B – Eu não tenho coragem de ir cantar uma canção ao Festival da Canção (risos). Sinto que aquilo que não é para mim, que é demasiado ‘televisão’, demasiado espectáculo de entretenimento, e eu não tenho o à vontade para esse tipo de ambiente. Prefiro ficar em casa, num estúdio a gravar/tocar canções do que as interpretar no festival. Aliás, eu não me vejo propriamente como um intérprete. Por exemplo, se eu fosse ao The Voice, eu perdia logo no início. Aquilo que eu gosto mesmo é de escrever canções, de cantar as minhas canções.

MDX – Nesse caso, e isto a nível de conforto, onde é que te sentes mais em casa: em palco ou no estúdio? 

B – Sinto-me super confortável em ambos, e a meu ver, um precisa do outro. Pessoalmente, eu preciso dessas duas coisas, eu preciso de ir para a estrada tocar as minhas canções, mas também tenho a necessidade de voltar para casa e fazer música. De certo modo, é esse equilíbrio que me mantém são.
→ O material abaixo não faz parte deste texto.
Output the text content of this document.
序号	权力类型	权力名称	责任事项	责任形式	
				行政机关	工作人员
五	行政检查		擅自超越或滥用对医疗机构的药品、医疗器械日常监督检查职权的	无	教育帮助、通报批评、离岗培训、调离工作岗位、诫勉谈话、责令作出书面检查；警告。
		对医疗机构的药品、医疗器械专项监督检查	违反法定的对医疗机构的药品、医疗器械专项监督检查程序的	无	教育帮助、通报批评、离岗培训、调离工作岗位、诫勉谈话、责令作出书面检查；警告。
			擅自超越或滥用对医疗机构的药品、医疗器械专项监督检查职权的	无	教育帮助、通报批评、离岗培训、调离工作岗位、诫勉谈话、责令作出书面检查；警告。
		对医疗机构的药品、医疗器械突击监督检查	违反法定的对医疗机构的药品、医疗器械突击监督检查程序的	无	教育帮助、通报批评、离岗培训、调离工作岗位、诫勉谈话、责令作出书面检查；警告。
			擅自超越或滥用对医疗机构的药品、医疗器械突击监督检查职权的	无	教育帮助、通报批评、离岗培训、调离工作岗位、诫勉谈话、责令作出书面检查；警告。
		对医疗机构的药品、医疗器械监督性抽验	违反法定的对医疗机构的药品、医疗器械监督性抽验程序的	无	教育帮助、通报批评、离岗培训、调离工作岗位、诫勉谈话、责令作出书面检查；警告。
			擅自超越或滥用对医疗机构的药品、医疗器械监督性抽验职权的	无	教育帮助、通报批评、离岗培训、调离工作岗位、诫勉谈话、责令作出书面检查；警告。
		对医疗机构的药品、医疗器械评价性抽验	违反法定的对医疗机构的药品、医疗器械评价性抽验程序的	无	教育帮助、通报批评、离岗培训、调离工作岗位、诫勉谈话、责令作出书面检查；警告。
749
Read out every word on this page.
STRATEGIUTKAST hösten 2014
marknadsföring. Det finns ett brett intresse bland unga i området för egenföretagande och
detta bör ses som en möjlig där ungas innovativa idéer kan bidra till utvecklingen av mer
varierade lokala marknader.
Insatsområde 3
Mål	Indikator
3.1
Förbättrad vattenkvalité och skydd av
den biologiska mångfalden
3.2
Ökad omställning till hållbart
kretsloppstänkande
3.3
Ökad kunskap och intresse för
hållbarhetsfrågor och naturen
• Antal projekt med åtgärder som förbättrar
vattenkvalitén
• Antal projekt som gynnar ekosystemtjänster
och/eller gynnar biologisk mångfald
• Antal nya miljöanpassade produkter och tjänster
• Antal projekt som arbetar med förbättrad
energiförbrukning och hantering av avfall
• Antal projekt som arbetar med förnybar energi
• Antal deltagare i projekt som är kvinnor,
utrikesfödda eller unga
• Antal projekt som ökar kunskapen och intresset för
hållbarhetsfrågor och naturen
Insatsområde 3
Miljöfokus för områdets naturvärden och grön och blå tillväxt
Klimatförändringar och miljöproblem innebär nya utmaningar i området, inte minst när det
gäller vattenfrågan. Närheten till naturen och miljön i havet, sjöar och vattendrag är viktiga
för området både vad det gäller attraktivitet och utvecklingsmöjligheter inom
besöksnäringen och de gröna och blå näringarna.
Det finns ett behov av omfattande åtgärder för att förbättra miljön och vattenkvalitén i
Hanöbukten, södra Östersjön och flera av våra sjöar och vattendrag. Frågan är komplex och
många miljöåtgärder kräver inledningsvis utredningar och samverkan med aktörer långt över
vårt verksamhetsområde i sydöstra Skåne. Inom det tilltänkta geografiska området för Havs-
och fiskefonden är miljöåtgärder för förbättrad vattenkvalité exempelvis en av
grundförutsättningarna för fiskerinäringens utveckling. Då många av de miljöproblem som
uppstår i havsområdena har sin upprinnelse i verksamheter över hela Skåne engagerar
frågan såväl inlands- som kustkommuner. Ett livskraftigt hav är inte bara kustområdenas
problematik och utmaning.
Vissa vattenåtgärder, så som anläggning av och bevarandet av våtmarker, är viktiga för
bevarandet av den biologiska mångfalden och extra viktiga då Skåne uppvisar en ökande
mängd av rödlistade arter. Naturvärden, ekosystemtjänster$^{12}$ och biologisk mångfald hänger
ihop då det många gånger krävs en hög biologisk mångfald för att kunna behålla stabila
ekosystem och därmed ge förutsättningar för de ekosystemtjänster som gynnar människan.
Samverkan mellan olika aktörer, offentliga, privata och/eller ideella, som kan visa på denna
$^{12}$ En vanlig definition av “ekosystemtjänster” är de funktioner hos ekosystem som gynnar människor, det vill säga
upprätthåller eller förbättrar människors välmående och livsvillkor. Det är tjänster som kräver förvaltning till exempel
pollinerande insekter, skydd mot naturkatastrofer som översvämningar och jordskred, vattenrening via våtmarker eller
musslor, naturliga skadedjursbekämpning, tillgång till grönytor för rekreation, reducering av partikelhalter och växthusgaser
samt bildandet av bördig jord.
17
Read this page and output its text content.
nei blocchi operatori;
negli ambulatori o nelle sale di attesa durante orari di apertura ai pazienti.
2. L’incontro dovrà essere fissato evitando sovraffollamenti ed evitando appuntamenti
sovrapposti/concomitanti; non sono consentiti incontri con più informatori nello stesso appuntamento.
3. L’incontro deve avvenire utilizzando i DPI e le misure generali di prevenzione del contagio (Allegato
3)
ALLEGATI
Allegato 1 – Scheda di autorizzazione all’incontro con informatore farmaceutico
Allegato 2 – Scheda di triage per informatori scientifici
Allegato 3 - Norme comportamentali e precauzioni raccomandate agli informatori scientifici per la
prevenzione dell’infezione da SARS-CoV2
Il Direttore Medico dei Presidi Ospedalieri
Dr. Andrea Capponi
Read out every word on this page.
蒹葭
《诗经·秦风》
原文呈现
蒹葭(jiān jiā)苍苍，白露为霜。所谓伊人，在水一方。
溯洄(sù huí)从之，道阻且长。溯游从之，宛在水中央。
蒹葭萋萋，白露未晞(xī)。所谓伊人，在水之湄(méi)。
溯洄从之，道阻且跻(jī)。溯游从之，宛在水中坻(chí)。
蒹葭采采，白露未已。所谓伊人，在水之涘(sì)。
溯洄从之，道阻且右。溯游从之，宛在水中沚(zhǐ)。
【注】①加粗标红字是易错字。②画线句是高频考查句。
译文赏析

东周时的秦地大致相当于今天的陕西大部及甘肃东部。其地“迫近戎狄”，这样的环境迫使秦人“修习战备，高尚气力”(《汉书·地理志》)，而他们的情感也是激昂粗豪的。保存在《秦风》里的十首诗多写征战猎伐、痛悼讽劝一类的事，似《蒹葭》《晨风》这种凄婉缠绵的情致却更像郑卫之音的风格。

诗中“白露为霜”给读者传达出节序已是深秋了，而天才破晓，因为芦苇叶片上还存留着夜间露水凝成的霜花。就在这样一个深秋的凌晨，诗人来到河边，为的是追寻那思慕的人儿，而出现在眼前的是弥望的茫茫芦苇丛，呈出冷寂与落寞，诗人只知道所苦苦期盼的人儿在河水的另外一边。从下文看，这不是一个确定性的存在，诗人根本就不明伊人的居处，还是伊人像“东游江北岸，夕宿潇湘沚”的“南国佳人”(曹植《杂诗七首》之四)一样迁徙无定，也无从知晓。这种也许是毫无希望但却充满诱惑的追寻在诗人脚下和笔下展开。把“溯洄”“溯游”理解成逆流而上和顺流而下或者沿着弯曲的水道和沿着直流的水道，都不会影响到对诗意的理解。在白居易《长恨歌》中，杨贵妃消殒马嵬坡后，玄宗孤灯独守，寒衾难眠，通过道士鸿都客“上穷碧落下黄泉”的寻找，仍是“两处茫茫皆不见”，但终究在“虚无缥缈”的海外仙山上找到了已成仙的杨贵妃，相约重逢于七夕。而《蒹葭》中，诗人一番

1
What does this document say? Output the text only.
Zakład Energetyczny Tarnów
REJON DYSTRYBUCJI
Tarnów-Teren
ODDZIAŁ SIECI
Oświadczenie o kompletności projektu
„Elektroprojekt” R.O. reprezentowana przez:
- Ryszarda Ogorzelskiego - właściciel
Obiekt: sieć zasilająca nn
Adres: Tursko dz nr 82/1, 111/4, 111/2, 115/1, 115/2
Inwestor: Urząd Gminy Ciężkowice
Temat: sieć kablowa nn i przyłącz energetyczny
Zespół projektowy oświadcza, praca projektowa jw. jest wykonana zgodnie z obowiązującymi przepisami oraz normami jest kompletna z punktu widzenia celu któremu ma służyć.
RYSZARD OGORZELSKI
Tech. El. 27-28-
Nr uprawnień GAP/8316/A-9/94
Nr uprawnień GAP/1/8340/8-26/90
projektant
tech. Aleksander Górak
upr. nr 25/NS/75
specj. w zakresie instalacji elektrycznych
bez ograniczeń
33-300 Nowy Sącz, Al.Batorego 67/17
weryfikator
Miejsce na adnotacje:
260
MDX – A produção dos trabalhos desses artistas já mencionados influencia o teu próprio registo de alguma forma? 

B – No caso do disco da Joana (Espadinha) eu fiz os arranjos, e o facto desse disco ser um pouco mais electrónico relaciona-se com aquilo que nós procurávamos para ela, mas também pelo tipo de sons que eu ando a procurar para o meu próprio disco. É impossível não absorver qualquer coisa durante esse processo, mas eu faço questão de separar esses mundos, o dos outros artistas e o meu, por um conjunto de diferentes regras; as influências têm que obedecer a esse meu conjunto, de forma a eu dar-lhes continuidade.

MDX – Deduzindo-se que o teu novo disco terá direito a uma tournée de apresentação, existe alguma sala onde fizesses questão de subir a palco? 

B – Uma das ideias que nós (Benjamim e banda) tínhamos seria o Lux, visto que o disco tem alguns contornos electrónicos.

MDX – E alguma onde sonhasses tocar? Que ainda não tenhas lá estado? 

B – Nos Coliseus, claro. E no Teatro São Luís, também.

MDX – Mas tens preferência entre sala fechada ou festivais? 

B – Eu gosto muito de dar concertos em que o público vá com o intuito de me ver, mas a energia é aquilo que molda um concerto; por exemplo, no Bons Sons, foi um concerto de festival e foi incrível. Aliás, o Bons Sons é um festival mesmo para quem gosta de música, não é o festival dos ‘instagrammers’ e das selfies. O público cantou e dançou ao som de todas as nossas canções, e mesmo quando lá fui pela primeira vez, onde não tinha canções tão conhecidas, o pessoal estava todo em altas. Depende sempre do concerto e do ambiente.

MDX – Então nesse caso, é possível ter-se Benjamim em alguns festivais do próximo ano? 

B – Vai depender de imensas coisas; acho que é das primeiras vezes em que não estou muito preocupado com isso. A minha maior preocupação é saber quando é que o disco vai sair, não quero que os prazos descarrilhem. Aquilo que eu mais quero é fazer o disco certo e que me orgulhe do trabalho que foi feito, que o resultado final seja algo que me deixe feliz.

MDX – Pegando nesse ponto do ‘ser feliz’, quais os sonhos que ainda te faltam alcançar enquanto Benjamim? 

B – Falta-me tudo (risos). Sinto que ainda há muitos desafios à minha frente, canções que não escrevi ou ideias que não explorei, e para mim esse foi, é e sempre será o meu foco principal. O meu objetivo não é ser famoso, mas sim fazer com que a minha música chegue às pessoas; é isso que me deixa feliz. Tenho muito para fazer e ainda mais conquistar.